Cortez’s symptoms began in mid-June with a 101-degree fever and cold-like symptoms. She experienced a week of stomach pain and frequent vomiting before testing positive for Covid in early July. Her second week of symptoms saw the development of an extremely severe cough, headaches, sinus congestion, and chest pains. By the fourth week, she felt breathless and fatigued, and would become lightheaded by simply walking to the end of her street. These symptoms have persisted, along with a periodically returning fever. Her chest pain hit an all-time high in early August and, by that time, she had no energy to leave her bed, other than to get food or use the bathroom.
Nothing Cortez’s doctors have given her has brought lasting relief, from nebulizer treatments, to prednisone and antibiotics. She has recently begun using a new inhalant medication called BREO Ellipta, which she says has made it feel easier to breathe, though it has done nothing to lessen her other symptoms, and her cough has returned in full force.
Cortez is unable to work and has yet to leave her house, unsure if she is still contagious and fearful of becoming sicker or spreading the illness to others. “[I feel like] a leper in biblical times,” she told ClearHealthCosts. “An outcast, that society can’t be around, lest they too get sick and end up worse than me.”
Some have lost their battles with Covid-19. Yasmin Pena, an 18-year-old high school student with lupus from Waterbury, Conn., died in April after a month-long struggle with the virus, The Hartford Courant reported.
NPR reported that a number of young healthcare workers have also died after being exposed to infected people. For example, Dennis Bradt, 29, died of Covid-19 after being put on a ventilator. He was probably exposed at his workplace, an addiction rehabilitation center, NPR reported.
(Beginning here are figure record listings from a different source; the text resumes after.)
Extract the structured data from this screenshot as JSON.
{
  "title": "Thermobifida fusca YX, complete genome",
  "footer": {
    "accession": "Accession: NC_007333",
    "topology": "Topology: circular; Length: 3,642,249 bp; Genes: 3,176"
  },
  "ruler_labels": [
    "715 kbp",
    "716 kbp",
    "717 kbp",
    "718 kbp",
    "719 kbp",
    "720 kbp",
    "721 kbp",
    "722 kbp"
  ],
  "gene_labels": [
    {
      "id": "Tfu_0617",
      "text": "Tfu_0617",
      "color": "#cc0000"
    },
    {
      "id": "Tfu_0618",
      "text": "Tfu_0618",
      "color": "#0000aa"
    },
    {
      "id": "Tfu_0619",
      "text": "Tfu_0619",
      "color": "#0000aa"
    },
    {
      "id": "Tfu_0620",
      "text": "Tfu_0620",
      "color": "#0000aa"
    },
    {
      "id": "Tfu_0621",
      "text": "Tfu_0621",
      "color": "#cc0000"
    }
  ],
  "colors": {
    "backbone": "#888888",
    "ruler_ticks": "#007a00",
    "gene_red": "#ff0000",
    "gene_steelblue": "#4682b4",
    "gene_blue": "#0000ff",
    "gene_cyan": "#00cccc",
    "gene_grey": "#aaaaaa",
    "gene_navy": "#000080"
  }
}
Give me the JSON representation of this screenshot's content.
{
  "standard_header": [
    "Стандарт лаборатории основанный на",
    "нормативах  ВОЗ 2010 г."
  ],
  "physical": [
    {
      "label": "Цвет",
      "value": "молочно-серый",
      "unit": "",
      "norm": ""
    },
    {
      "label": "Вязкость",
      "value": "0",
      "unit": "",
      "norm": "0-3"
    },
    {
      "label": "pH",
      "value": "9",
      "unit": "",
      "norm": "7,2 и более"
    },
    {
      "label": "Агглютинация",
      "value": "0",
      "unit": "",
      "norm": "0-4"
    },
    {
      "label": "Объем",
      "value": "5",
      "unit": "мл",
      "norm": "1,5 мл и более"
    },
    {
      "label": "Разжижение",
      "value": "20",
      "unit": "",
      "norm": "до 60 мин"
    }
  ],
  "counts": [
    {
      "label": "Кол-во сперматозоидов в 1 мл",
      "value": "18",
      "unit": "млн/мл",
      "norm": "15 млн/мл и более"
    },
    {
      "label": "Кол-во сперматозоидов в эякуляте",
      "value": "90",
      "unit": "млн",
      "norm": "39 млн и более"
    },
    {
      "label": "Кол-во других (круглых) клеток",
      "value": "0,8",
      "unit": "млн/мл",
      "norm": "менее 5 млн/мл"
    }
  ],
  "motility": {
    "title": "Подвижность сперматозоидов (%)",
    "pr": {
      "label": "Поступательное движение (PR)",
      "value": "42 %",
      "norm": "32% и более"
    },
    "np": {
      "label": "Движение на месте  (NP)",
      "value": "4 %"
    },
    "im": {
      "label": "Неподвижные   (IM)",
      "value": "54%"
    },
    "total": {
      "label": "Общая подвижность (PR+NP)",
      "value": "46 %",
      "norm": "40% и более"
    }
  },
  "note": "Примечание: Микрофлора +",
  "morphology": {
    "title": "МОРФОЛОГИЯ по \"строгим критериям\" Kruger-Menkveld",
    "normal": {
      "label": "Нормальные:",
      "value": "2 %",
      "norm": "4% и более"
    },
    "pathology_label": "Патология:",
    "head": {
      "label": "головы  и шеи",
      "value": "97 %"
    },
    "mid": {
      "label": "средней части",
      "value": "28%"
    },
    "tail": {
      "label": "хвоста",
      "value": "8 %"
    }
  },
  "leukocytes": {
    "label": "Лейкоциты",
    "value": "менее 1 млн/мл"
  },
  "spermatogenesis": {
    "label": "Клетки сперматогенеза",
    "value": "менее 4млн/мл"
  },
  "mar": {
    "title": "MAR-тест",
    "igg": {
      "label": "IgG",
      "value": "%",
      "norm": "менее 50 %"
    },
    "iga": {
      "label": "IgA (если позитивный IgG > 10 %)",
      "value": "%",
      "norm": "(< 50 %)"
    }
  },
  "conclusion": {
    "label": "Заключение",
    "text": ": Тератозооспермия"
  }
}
Faulty data for Covid in young people
The COVKID project aims to present more accurate data around Covid-19 infections in young people. The project, comprised of a team of three epidemiologists, is housed within the Women’s Institute for Independent Social Enquiry, a public policy think tank. Although the group primarily focuses on children and teens, the age ranges in its Covid-19 data often goes up to 25 years old.
Dr. Janelle Menard, a medical anthropologist and epidemiologist with The COVKID Project, says that the current case numbers in young people are probably drastic undercounts — a result of limited testing, mild cases of illness and a lack of standardization of data around certain age groups.
“If we don’t have good data, we don’t know how to address public health policy and make recommendations for patterns that we’re seeing in young people and children,” Menard told ClearHealthCosts in a video interview. Menard said surveillance allows researchers to identify trends within younger populations with Covid, specifically on risk factors for serious illness and potential long-term impacts.
Menard believes policy makers need to take the disease seriously in young people — but so do young people themselves. In recent months, the median age of infection has dropped, driven by a spike of infections in young people. These cases, according to Menard, are probably a result of more tests available for mild cases of the disease and general reckless behavior by younger populations.
Early in the pandemic, young people were infected at a lower rate — Menard theorizes that this was because schools had shut down and interactions amongst young people were limited. Now that more young people and children are being infected, Menard said, it is not entirely clear what the long-term impacts will be on their health.
Although young people apparently experience severe disease at much lower rates, Menard believes that we cannot disregard younger people with poor outcomes from coronavirus. “Even if that tiny percentage remains tiny — and I hope it does — that’s not insignificant,” she said. “Children are not expendable.”